精神論を超えた実地の知識も、吉田はチームに持ち込む。吉田は23年夏から米プロリーグMLSのLAギャラクシーに在籍。W杯で導入される遅延行為防止の新ルールもMLSではすでに運用中で、コーチ陣も実地の知識を必要としていた。「W杯で勝つ可能性を1ミリでも1%でも上げられるように、自分の持っているものを一つでも多くチームに伝えていきたい」。吉田が語ったこの言葉に、協会側も動かされた。
■ 開幕6日前、本大会メンバー入りの可能性も
吉田は当初、今大会のピッチには立てないと受け止めていた。
だが、状況は変わりうる。山本委員長は「けが人の状況によってはメンバー入りの可能性もある」と明言した。サポートプレーヤーは緊急時に選手登録が認められる立場で、遠藤の回復次第では本番のピッチに立つ場面も排除できない。

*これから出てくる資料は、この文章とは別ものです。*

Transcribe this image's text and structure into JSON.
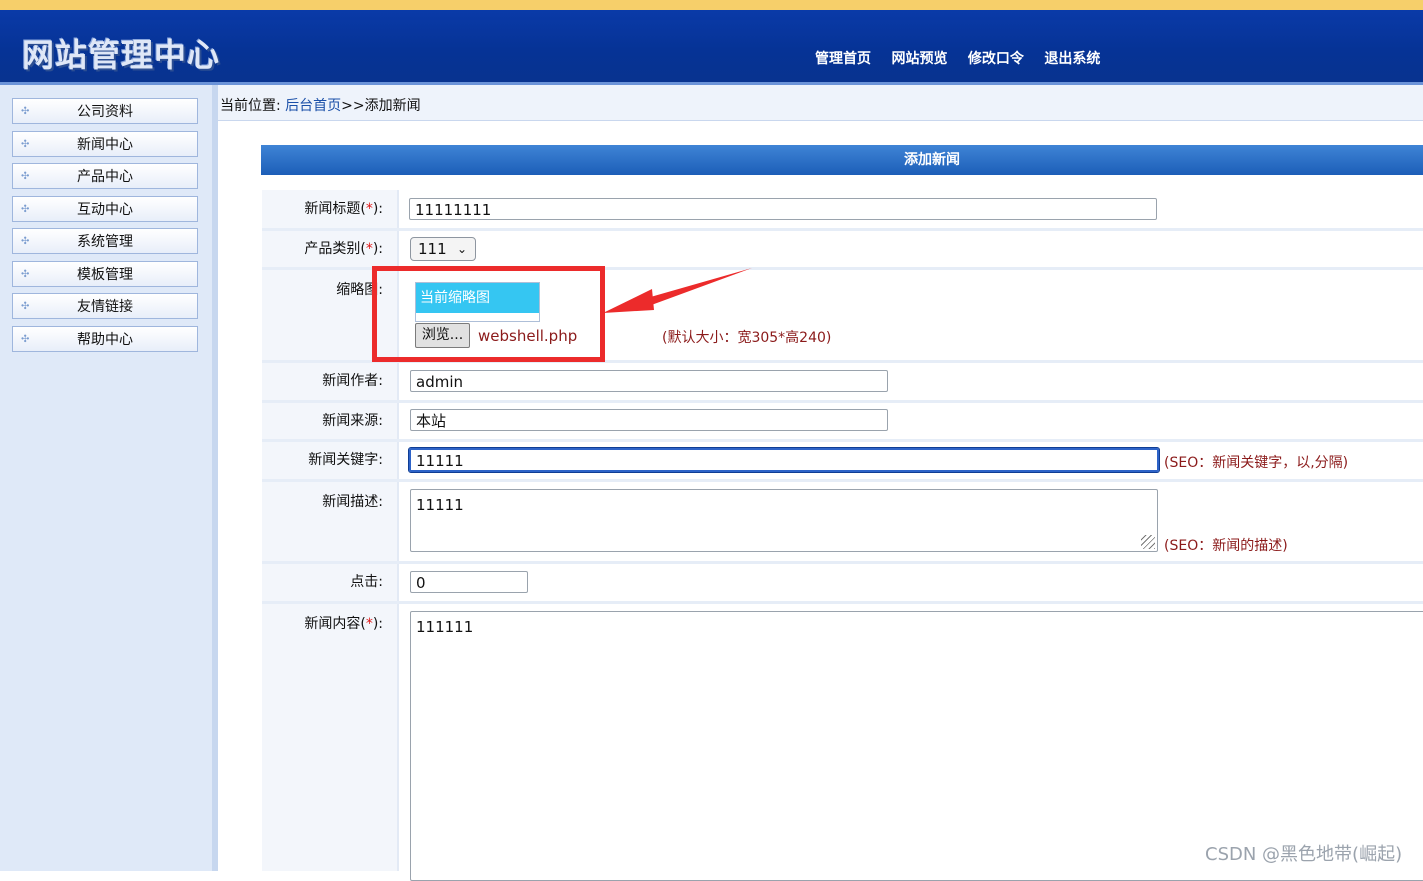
{
  "header": {
    "logo": "网站管理中心",
    "nav": [
      "管理首页",
      "网站预览",
      "修改口令",
      "退出系统"
    ]
  },
  "sidebar": {
    "items": [
      "公司资料",
      "新闻中心",
      "产品中心",
      "互动中心",
      "系统管理",
      "模板管理",
      "友情链接",
      "帮助中心"
    ]
  },
  "breadcrumb": {
    "prefix": "当前位置: ",
    "home": "后台首页",
    "sep": ">>",
    "current": "添加新闻"
  },
  "form": {
    "title": "添加新闻",
    "req_mark": "*",
    "title_field": {
      "label_pre": "新闻标题(",
      "label_post": "):",
      "value": "11111111"
    },
    "category": {
      "label_pre": "产品类别(",
      "label_post": "):",
      "selected": "111"
    },
    "thumbnail": {
      "label": "缩略图:",
      "current_label": "当前缩略图",
      "browse_label": "浏览...",
      "filename": "webshell.php",
      "hint": "(默认大小：宽305*高240)"
    },
    "author": {
      "label": "新闻作者:",
      "value": "admin"
    },
    "source": {
      "label": "新闻来源:",
      "value": "本站"
    },
    "keywords": {
      "label": "新闻关键字:",
      "value": "11111",
      "hint": "(SEO：新闻关键字，以,分隔)"
    },
    "description": {
      "label": "新闻描述:",
      "value": "11111",
      "hint": "(SEO：新闻的描述)"
    },
    "clicks": {
      "label": "点击:",
      "value": "0"
    },
    "content": {
      "label_pre": "新闻内容(",
      "label_post": "):",
      "value": "111111"
    }
  },
  "annotation": {
    "color": "#ec2b2b"
  },
  "watermark": "CSDN @黑色地带(崛起)"
}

アイスランド戦のころ吉田は「この合宿とアイスランド戦が僕にとってのW杯なので。もう毎日、思いをかみ締めながら練習している」と語っていた。向かう先がメキシコに変わった今、その言葉はより切実な重みを持つ。
6月11日の開幕まで6日。遠藤の復調は見通せず、37歳の役割は開幕後に変わる可能性を残している。